Aber nicht alle Tage hat dem Verein die Sonne geschienen. Wolken und Stürme hat er kennen lernen müssen. Bis 1900 war der Turnverein in Lütgendortmund in sich keineswegs so gefestigt, wie es sich die Gründer 20 Jahre zuvor vorgestellt hatten. Oftmals fand zwischen den Wahlperioden ein Vorstandwechsel statt, zumeist hervorgerufen durch Meinungsverschiedenheiten, Lässigkeit der Mitglieder und andere Ursachen. Auch die Mitgliederzahl unterlag starken Schwankungen. Aber immer wieder raffte der Verein sich zum neuen Fortschritt auf. Nur ein Name erscheint seit 1888 regelmäßig in der Vereinschronik, der des ehrenwerten Herrn Schildwächter. Schildwächter war in den ersten Eintracht-Jahren erster Turnwart des Vereins, dann des Kreises und des Gaues, war zweiter Vorsitzender und seit 1898 leitete er verantwortlich die Geschicke des Vereins – mit großer Umsicht.

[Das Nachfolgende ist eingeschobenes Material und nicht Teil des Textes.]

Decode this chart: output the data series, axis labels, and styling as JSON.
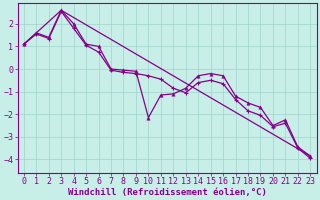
{
  "xlabel": "Windchill (Refroidissement éolien,°C)",
  "bg_color": "#c8eee8",
  "grid_color": "#a0d4cc",
  "line_color": "#880088",
  "linewidth": 0.9,
  "xlim": [
    -0.5,
    23.5
  ],
  "ylim": [
    -4.6,
    2.9
  ],
  "yticks": [
    2,
    1,
    0,
    -1,
    -2,
    -3,
    -4
  ],
  "xticks": [
    0,
    1,
    2,
    3,
    4,
    5,
    6,
    7,
    8,
    9,
    10,
    11,
    12,
    13,
    14,
    15,
    16,
    17,
    18,
    19,
    20,
    21,
    22,
    23
  ],
  "line1_x": [
    0,
    1,
    2,
    3,
    4,
    5,
    6,
    7,
    8,
    9,
    10,
    11,
    12,
    13,
    14,
    15,
    16,
    17,
    18,
    19,
    20,
    21,
    22,
    23
  ],
  "line1_y": [
    1.1,
    1.6,
    1.4,
    2.6,
    2.0,
    1.1,
    1.0,
    0.0,
    -0.05,
    -0.1,
    -2.15,
    -1.15,
    -1.1,
    -0.85,
    -0.3,
    -0.2,
    -0.3,
    -1.2,
    -1.5,
    -1.7,
    -2.5,
    -2.25,
    -3.45,
    -3.85
  ],
  "line2_x": [
    0,
    1,
    2,
    3,
    4,
    5,
    6,
    7,
    8,
    9,
    10,
    11,
    12,
    13,
    14,
    15,
    16,
    17,
    18,
    19,
    20,
    21,
    22,
    23
  ],
  "line2_y": [
    1.1,
    1.55,
    1.35,
    2.55,
    1.8,
    1.05,
    0.75,
    -0.05,
    -0.15,
    -0.2,
    -0.3,
    -0.45,
    -0.85,
    -1.05,
    -0.6,
    -0.5,
    -0.65,
    -1.35,
    -1.85,
    -2.05,
    -2.55,
    -2.4,
    -3.5,
    -3.95
  ],
  "line3_x": [
    0,
    3,
    23
  ],
  "line3_y": [
    1.1,
    2.6,
    -3.85
  ],
  "marker1": "^",
  "marker2": "P",
  "markersize": 2.5,
  "font_family": "monospace",
  "xlabel_fontsize": 6.5,
  "tick_fontsize": 6.0,
  "tick_color": "#880088",
  "axis_color": "#880088"
}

Ein wahrer Höhepunkt in der Vereinsgeschichte des Lütgendortmunder Turnvereins war der 24. Juni 1900. In dem Jahr, in dem in China die europäischen Großmächte den Boxer-Aufstand niederwarfen, in Paris bei der Weltausstellung die erste Rolltreppe rollte, Borsig die erste Dampfmaschine mit 100 000 PS baute und in Lütgendortmund die Straßenbahn bis zum Lütgendortmunder Markt führte, aber auch Zeche Zollern II in Betrieb genommen wurde, richtete Eintracht Lütgendortmund das Gauturnfest aus. Neue Turnkleidung musste angeschafft werden. Dazu gehörten neben dem Turnerhut für sage und schreibe 2,75 Mark natürlich auch der Gummigürtel, der die Turnhose hielt. Der kostete einen Groschen, die Hose 9,75 Mark. Die Kapelle verlangte 117 Mark, für das Riesenfeuerwerk wurden 20 Goldmark ausgegeben. Und als Anerkennung für die hervorragende Ausrichtung des Gauturnfestes wurde Schildwächter in den Gauvorstand gewählt.

Zum Turnfest nach Nürnberg wurden 1903 drei Turner delegiert: Turnwart Ellringmann und die Turner Kersten und Hötzel, die das Fest mit Erfolg abschlossen.

Ein Jahr später, 1904, stellte die Leistungsriege beim Lüdenscheider Kreisturnfest den Sieger. Immerhin nahmen dort 26 Lütgendortmunder an den Wettkämpfen teil – die Turner aus Lütgenbömmel hatten schon einen guten Namen.

Als 1904 in Deutsch-Südwestafrika die Hereros ihren blutigen Aufstand begannen, streikten hier die Bergarbeiter. Viele Eintracht-Mitglieder lebten unter kärglichen Bedingungen, waren bei allem guten Willen nicht in der Lage, ihren Vereinsbeitrag zu zahlen.